Он был молод тогда. Вскочив поутру, он трогал за плечо Луиджи и, не дождавшись общего подъема камеры, начинал по своей особой методе совершать утреннюю гимнастику. Потом, присаживаясь на койку к одному, к другому, болтал, совершенствуя свой итальянский, то на благородном тосканском наречии, то на грубоватом ломбардском, то неаполитанской скороговорочкой. Всю жизнь он собирал словари, наслаждался прелестью иноязычной речи, выискивал связь между ее звучанием и национальным характером. Иной раз долгой тюремной ночью в бессвязных снах его по-итальянски говорили старые питерские товарищи.

После тюремной похлебки его подзывал к себе Карло Кафиеро. Они усаживались за перевод «Капитала». Переводил-то Кафиеро, но он помогал ему сделать этот серьезный труд доступным для итальянских малограмотных рабочих. За плечами опыт сказок для народа и «Мудрица Наумовна», где он прямо толковал марксову теорию, да еще несколько тоненьких брошюр, написанных в Неаполе перед походом в Беневенто.

О, Неаполь! Начало всей беневентской эпопеи, Неаполь! Он жил тогда в Неаполе с чужим паспортом херсонского купца Абрама Рублева. Где он сейчас, этот паспорт? Кажется, бросил его в воды Ламанша, подплывая к Дувру.

Там, в Неаполе, жили тогда последователи Бакунина Кафиеро и отчаянный рыцарь анархии Малатеста. Оба — вожаки беневентского восстания, высокообразованные молодые люди из богатых аристократических семейств У Кафиеро даже графский титул. Кафиеро вложил в организацию похода весь свой капитал — пять тысяч франков, остатки полученного наследства. Они свято верили Бакунину, что слова не подымут народ, победит только пропаганда действием. И, несмотря на неудачу первой попытки, были бодры и вселяли веру в своих темных товарищей.

Каждый день в тюремной камере слышался красивый голос Эррико Малатесты: «Салют и солидарность». И все вскакивали с коек, как на молитву.

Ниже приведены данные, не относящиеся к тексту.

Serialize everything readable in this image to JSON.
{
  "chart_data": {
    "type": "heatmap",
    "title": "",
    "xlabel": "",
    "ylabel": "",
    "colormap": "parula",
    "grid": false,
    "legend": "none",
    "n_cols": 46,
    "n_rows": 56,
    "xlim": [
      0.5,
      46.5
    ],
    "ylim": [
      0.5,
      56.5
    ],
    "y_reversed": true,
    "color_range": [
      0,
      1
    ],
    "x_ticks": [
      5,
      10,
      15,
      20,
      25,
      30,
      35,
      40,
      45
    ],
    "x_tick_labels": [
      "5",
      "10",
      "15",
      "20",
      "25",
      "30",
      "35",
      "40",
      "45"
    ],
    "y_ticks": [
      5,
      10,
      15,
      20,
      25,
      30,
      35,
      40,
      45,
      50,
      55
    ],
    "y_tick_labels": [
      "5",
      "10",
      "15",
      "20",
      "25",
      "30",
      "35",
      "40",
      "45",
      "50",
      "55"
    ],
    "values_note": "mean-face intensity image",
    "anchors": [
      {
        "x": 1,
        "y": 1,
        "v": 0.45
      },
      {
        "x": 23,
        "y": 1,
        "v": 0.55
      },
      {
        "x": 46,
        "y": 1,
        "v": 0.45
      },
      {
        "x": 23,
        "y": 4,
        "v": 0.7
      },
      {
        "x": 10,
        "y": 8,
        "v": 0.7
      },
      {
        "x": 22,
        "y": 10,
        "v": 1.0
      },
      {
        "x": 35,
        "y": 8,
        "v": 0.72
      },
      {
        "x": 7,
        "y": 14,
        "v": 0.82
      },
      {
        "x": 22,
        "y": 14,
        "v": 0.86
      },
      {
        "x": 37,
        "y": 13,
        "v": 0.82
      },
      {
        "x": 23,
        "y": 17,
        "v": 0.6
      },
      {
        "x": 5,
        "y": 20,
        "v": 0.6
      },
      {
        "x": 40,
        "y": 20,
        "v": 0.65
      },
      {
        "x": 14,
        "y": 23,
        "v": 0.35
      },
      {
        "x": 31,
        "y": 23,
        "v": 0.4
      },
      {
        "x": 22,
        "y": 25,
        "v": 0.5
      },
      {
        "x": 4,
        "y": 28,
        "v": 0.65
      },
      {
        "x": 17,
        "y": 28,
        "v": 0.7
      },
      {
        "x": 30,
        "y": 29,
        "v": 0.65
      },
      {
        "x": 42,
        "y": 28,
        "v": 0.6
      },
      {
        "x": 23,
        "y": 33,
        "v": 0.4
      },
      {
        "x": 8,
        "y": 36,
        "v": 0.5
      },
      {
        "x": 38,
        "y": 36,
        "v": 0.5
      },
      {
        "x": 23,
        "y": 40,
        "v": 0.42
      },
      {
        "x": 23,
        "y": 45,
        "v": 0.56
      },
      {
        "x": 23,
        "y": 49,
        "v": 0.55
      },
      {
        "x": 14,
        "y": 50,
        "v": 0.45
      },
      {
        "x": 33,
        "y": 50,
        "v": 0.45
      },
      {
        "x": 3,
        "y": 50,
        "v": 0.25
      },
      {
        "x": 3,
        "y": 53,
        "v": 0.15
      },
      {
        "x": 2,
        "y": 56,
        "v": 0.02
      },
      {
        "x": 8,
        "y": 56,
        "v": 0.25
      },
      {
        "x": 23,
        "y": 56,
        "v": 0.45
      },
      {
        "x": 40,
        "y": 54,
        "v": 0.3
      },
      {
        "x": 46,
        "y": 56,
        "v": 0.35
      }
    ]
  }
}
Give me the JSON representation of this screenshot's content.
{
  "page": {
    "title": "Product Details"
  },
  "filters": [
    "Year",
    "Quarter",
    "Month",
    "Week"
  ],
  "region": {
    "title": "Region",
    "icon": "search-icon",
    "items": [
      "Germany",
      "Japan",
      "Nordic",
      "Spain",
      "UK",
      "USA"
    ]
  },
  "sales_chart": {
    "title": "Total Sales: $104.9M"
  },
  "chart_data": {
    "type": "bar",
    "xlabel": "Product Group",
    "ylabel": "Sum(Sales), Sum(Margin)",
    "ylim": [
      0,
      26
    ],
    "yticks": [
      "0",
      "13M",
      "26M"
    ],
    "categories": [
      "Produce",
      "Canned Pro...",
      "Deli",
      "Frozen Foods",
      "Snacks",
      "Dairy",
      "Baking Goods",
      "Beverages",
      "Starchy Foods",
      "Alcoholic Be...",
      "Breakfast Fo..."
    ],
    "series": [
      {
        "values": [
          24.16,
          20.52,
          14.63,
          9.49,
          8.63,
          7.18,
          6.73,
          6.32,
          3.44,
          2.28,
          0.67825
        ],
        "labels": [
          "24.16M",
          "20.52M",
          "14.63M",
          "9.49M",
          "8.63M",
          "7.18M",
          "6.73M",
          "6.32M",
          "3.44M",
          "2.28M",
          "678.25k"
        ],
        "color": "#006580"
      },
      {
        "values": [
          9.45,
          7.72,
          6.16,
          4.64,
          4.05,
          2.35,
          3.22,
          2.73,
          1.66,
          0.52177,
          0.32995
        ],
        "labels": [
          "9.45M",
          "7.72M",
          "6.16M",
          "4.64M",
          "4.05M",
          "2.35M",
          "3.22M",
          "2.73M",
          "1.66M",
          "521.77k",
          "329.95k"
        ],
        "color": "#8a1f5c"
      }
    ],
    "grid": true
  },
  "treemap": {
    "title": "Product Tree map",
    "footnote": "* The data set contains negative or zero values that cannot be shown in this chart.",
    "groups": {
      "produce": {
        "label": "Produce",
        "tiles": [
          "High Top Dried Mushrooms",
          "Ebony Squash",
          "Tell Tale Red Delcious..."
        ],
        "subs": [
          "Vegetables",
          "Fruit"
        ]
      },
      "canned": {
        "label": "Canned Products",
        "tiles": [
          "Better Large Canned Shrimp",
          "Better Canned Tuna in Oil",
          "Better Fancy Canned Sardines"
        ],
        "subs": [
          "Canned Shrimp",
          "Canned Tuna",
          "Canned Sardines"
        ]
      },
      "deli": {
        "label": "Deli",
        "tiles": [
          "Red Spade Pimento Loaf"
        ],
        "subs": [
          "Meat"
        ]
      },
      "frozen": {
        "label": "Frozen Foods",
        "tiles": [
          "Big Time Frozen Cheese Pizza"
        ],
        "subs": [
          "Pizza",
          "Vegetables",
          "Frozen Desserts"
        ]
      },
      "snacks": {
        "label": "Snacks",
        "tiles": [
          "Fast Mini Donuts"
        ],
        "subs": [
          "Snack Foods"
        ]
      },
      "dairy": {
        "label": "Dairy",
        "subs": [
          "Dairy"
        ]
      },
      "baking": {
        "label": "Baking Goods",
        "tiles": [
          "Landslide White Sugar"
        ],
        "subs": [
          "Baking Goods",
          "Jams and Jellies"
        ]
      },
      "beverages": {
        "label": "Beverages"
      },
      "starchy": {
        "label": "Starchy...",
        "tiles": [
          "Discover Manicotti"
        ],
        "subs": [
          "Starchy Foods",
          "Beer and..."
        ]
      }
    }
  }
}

Ночь южная, почти африканская, когда мохнатые звезды глядят в высокое оконце камеры, была как бы создана для самых фантастических мыслей, мечтаний, и все они казались осуществимыми, только посильнее захотеть. Высокогорные луга Матезе таили скопище ароматов, а под утро, когда небо темнело перед рассветом, эти запахи вливались волнами в окно, будили надежды, веселили душу. Он рисовал давно выношенный план восстания русских крестьян и яицких казаков на Урале и еще в другом конце Европы — в Кастилии. Ах как он был молод тогда! Со всей осторожностью, застенчиво улыбаясь, он иногда делился ночными мыслями с Эррико и Карло. Люди одной судьбы, они поймут. И он убеждался, что мечты впрямь рождают отклик у друзей. Конечно, «пропаганда действием» — дело прямое и верное, но не Мешает революционеру знать труды Маркса и друга его Энгельса. Они воевали с доктринерами и всяческими псевдоучеными. А что несет с собой Бакунин? И не пора ли однажды отбросить все эти катехизисы и учебники, проповедующие, как обрести счастье людям, и без подсказок попросту окунуться в море народное.